The mass of a single base pair is about 1.08E-21 grams. That's 1.85E10^21 bits[1] of information in a single gram of purified DNA, about a forth of a zettabyte. So, if they're using DNA as the storage mechanism (the slideshow linked in the article indicates that they are), then 90GB is pretty insignificant. Sure, the bacteria will all be pretty filled with DNA, but it's not especially outlandish. Throwing compression at the information (as the slideshow discusses) makes it even less outlandish.

[1] Each base pair encodes two bits, as DNA and RNA is basically a base-four sequence (when we're thinking about it as data storage).

If we were to use yeast, we could additionally include methylation. We don't have to stop there: we could encode information in histone acetylation states, transcription levels, etc. to increase this density even further. Granted, how practical would that be?

Using the regulation machinery might be an interesting way to decrypt messages, if it were sufficiently complex a signalling pathway...

Yeast don't methylate.

Histone acetylation sites? Epigenetic information is too transient and is not necessarily passed down in a 1:1 fashion, which is really bad if you're trying to store data reliably.

Actually, knowing a 'good' (cryptographically) checksum function is equivalent to having a good encryption scheme. I believe it was Rivest who showed this, sometime in the late 1990s.

He suggested, for instance, blasting out a sequence of bits; if a block checksums to a certain number or matches a function, it has 'your' bits. An observer of the stream would see a bunch of random data. You would see: garbage-garbage-bits-garbage-garbage-garbage-garbage-bits-bits, etc.

This principle could work well in the system they describe.

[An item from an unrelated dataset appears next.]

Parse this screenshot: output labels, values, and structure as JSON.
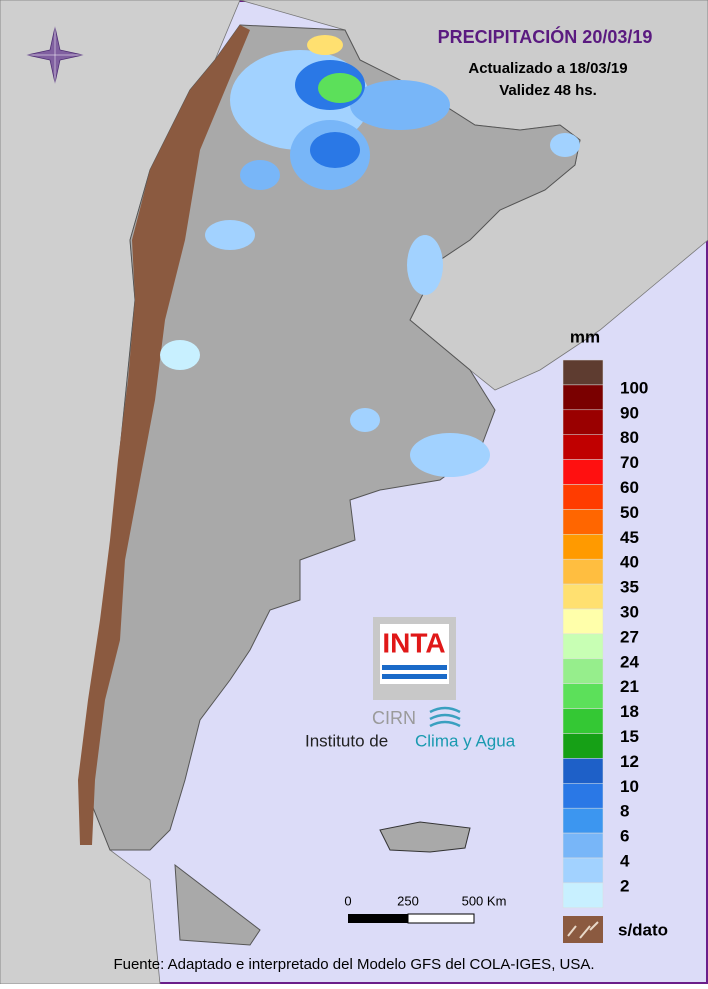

You can do better than that. Run the hash in HMAC mode, hash successive counter values to get a pseudorandom stream of bits. Xor your plaintext with the stream to get the ciphertext.

But how does biology contribute to any of this? At best, they've taken a known cryptographic algorithm and figured out how to implement it with the computation done in wetware. At worst, and I suspect the worst, they've simply observed that some parameters of their encoding scheme are tunable, and claiming that you have a secure cryptosystem if you keep those parameters secret.